Download an undefined number of files with HttpWebRequest.BeginGetResponse_问答_开发者

I have to write a small app which downloads a few thousand files. Some of these files contain reference to other files that must be downloaded as part of the same process. The following code downloads the initial list of files, but I would like to download the others files as part of the same loop. What is happening here is that the loop completes before the first request come back. Any idea how to achieve this?

var countdownLatch = new CountdownEvent(Urls.Count);

string url;
while (Urls.TryDequeue(out url))
{
    HttpWebRequest webRequest = (HttpWebRequest)WebRequest.Create(url);
    webRequest.BeginGetResponse(
        new AsyncCallback(ar =>
        {
            using (HttpWebResponse response = (ar.AsyncState as HttpWebRequest).EndGetResponse(ar) as HttpWebResponse)
            {
                using (var sr = new StreamReader(response.GetRespo开发者_如何学JAVAnseStream()))
                {
                    string myFile = sr.ReadToEnd();

                    // TODO: Look for a reference to another file. If found, queue a new Url.
                }
            }
        }), webRequest);
}

ce.Wait();

One solution which comes to mind is to keep track of the number of pending requests and only finish the loop once no requests are pending and the Url queue is empty:

string url;
int requestCounter = 0;
int temp;
AutoResetEvent requestFinished = new AutoResetEvent(false);
while (Interlocked.Exchange(requestCounter, temp) > 0 || Urls.TryDequeue(out url))
{
    if (url != null)
    {
        Interlocked.Increment(requestCounter);
        HttpWebRequest webRequest = (HttpWebRequest)WebRequest.Create(url);
        webRequest.BeginGetResponse(
            new AsyncCallback(ar =>
            {
                try {
                    using (HttpWebResponse response = (ar.AsyncState as HttpWebRequest).EndGetResponse(ar) as HttpWebResponse)
                    {
                        using (var sr = new StreamReader(response.GetResponseStream()))
                        {
                            string myFile = sr.ReadToEnd();

                            // TODO: Look for a reference to another file. If found, queue a new Url.
                        }
                    }
                } 
                finally { 
                    Interlocked.Decrement(requestCounter); 
                    requestFinished.Set();
                }
            }), webRequest);
    }
    else
    {
        // no url but requests are still pending
        requestFinished.WaitOne();
    }
}

You are tryihg to write a webcrawler. In order to write a good webcrawler, you first need to define some parameters...

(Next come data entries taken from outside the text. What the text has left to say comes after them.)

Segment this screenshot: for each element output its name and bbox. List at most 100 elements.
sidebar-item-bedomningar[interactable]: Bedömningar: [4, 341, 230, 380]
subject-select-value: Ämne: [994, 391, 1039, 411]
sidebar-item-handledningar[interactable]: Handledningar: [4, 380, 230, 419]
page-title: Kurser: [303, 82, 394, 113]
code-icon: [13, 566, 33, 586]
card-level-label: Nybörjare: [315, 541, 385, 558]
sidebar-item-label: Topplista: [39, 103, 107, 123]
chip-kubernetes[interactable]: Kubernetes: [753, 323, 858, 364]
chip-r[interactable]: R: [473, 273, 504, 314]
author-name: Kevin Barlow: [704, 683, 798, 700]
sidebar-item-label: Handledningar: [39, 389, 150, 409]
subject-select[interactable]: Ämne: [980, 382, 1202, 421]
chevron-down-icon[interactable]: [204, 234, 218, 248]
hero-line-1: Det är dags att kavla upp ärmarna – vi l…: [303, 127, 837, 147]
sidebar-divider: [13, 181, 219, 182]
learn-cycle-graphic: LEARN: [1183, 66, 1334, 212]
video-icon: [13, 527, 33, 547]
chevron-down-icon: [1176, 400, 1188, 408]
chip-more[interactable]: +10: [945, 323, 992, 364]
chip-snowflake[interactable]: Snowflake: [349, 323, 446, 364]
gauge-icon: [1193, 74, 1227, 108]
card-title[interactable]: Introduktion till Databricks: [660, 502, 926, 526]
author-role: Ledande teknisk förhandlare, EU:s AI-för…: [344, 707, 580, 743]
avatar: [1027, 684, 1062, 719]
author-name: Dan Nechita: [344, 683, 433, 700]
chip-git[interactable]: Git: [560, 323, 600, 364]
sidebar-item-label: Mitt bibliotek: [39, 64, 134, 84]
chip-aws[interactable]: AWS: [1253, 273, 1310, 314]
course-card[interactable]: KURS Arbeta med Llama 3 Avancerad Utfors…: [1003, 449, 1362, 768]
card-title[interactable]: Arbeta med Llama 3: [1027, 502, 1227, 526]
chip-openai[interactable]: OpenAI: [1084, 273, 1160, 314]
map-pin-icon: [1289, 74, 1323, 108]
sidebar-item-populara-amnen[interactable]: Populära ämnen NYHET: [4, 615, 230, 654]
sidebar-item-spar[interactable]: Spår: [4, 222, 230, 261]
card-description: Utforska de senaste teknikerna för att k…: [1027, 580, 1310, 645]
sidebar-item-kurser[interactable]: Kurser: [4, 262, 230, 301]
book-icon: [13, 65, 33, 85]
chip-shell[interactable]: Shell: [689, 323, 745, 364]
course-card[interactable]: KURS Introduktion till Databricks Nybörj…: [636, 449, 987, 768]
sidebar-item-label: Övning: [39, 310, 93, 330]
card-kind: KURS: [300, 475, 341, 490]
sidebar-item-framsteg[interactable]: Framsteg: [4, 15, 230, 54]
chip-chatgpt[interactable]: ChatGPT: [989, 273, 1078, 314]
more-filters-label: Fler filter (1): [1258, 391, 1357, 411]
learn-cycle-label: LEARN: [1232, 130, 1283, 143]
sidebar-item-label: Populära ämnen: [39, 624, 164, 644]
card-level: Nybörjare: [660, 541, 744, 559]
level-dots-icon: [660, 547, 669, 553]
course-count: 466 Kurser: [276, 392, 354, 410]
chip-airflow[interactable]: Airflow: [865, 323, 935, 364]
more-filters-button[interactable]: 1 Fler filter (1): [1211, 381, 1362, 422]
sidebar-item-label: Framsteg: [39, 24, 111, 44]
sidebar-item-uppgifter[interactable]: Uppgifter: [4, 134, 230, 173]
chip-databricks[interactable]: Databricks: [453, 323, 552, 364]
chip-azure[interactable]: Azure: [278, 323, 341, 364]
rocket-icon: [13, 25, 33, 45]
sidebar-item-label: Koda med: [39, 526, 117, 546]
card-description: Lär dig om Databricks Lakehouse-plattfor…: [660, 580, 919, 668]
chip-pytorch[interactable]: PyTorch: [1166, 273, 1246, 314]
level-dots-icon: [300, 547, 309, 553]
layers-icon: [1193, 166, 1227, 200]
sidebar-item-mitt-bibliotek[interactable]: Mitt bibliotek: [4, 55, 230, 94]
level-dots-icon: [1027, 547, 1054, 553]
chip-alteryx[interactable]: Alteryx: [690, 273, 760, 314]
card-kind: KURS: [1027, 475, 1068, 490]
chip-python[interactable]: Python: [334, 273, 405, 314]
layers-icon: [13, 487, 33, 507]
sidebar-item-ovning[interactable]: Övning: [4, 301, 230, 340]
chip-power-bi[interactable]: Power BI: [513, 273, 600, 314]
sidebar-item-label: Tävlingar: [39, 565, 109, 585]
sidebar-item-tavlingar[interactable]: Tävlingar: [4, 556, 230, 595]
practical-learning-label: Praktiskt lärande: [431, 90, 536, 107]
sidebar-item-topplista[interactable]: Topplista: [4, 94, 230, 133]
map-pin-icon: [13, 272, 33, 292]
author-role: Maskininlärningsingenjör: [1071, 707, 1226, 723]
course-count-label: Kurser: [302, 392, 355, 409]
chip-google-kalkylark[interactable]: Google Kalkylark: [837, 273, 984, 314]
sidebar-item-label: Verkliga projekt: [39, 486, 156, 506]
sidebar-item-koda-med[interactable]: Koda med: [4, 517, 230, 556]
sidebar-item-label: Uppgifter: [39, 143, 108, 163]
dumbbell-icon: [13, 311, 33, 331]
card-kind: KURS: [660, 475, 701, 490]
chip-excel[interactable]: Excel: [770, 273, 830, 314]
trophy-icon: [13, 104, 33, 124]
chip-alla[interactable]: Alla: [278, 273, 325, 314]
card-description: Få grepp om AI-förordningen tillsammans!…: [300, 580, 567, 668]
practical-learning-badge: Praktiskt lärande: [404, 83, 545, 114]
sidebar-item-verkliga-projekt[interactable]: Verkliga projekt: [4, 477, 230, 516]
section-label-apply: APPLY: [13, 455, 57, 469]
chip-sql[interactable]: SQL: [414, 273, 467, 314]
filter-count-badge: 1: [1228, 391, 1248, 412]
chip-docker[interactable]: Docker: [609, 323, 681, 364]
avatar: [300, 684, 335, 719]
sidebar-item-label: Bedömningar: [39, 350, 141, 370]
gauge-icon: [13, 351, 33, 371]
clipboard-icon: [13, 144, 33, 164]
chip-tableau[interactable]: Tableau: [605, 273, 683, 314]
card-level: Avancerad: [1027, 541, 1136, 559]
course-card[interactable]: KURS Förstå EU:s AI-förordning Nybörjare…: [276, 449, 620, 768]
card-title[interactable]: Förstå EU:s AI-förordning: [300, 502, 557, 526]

1) How many request do you want to download simultaneously? In other words, how much throughput do you want? This will determine things like how many requests you want outstanding, what the threadpool size should be etc.

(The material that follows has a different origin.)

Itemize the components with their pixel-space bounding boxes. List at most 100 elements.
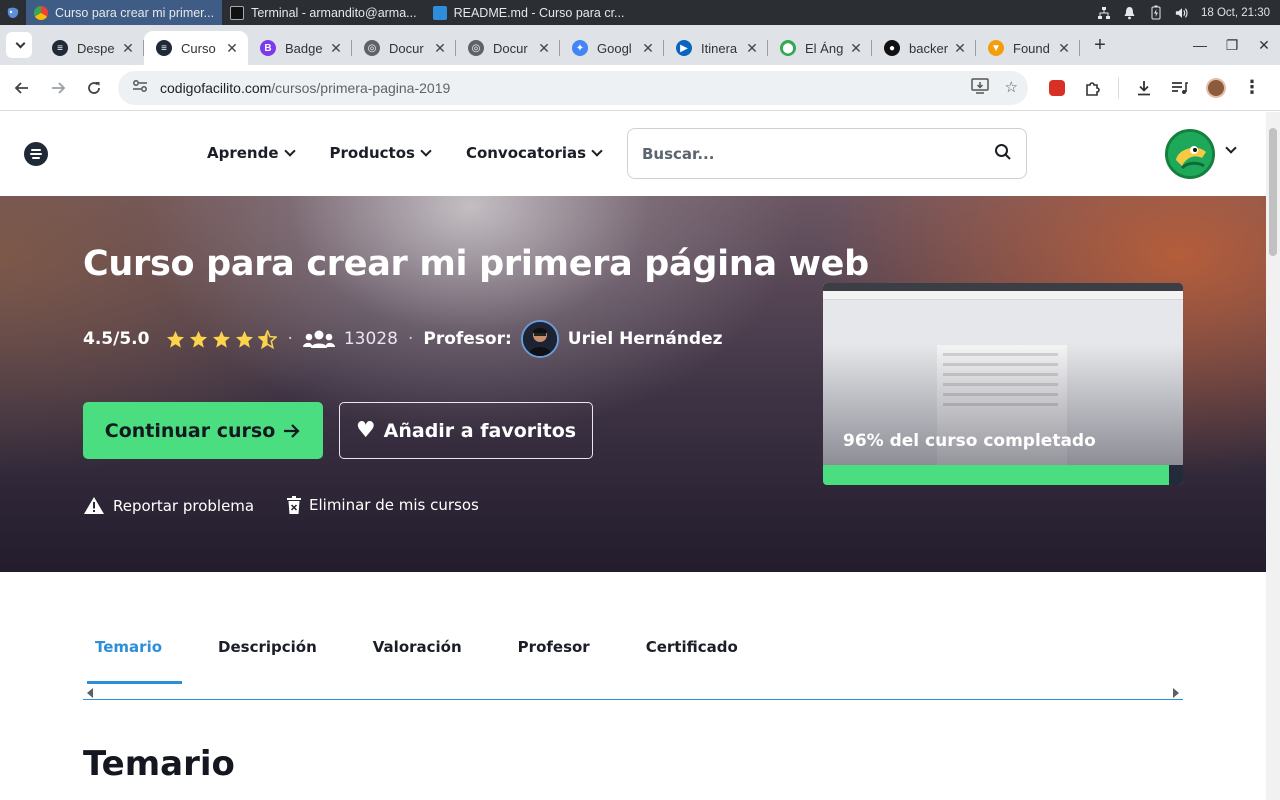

2) You will have to have a queue of URLs. This queue is populated by each request that completes. You now need to decide what the growth strategy of the queue is. For eg, you cannot have an unbounded queue, as you can pump workitems into the queue faster than you can download from the network.

Given this, you can design a system as follows:

Have max N worker threads that actually download from the web. They take one time from the queue, and download the data. They parse the data and populate your URL queue.

If there are more than 'M' URLs in the queue, then the queue blocks and does not allow anymore URLs to be queued. Now, here you can do one of two things. You can either cause the thread that is enqueuing to block, or you can just discard the workitem being enqueued. Once another workitem completes on another thread, and a URL is dequeued, the blocked thread will now be able to enqueue succesfully.

With a system like this, you can ensure that you will not run out of system resources while downloading the data.

Implementation:

Note that if you are using async, then you are using an extra I/O thread to do the download. THis is fine, as long as you are mindful of this fact. You can do a pure async implementation, where you can have 'N' BeginGetResponse() outstanding, and for each one that completes, you start another one. THis way you will always have 'N' requests outstanding.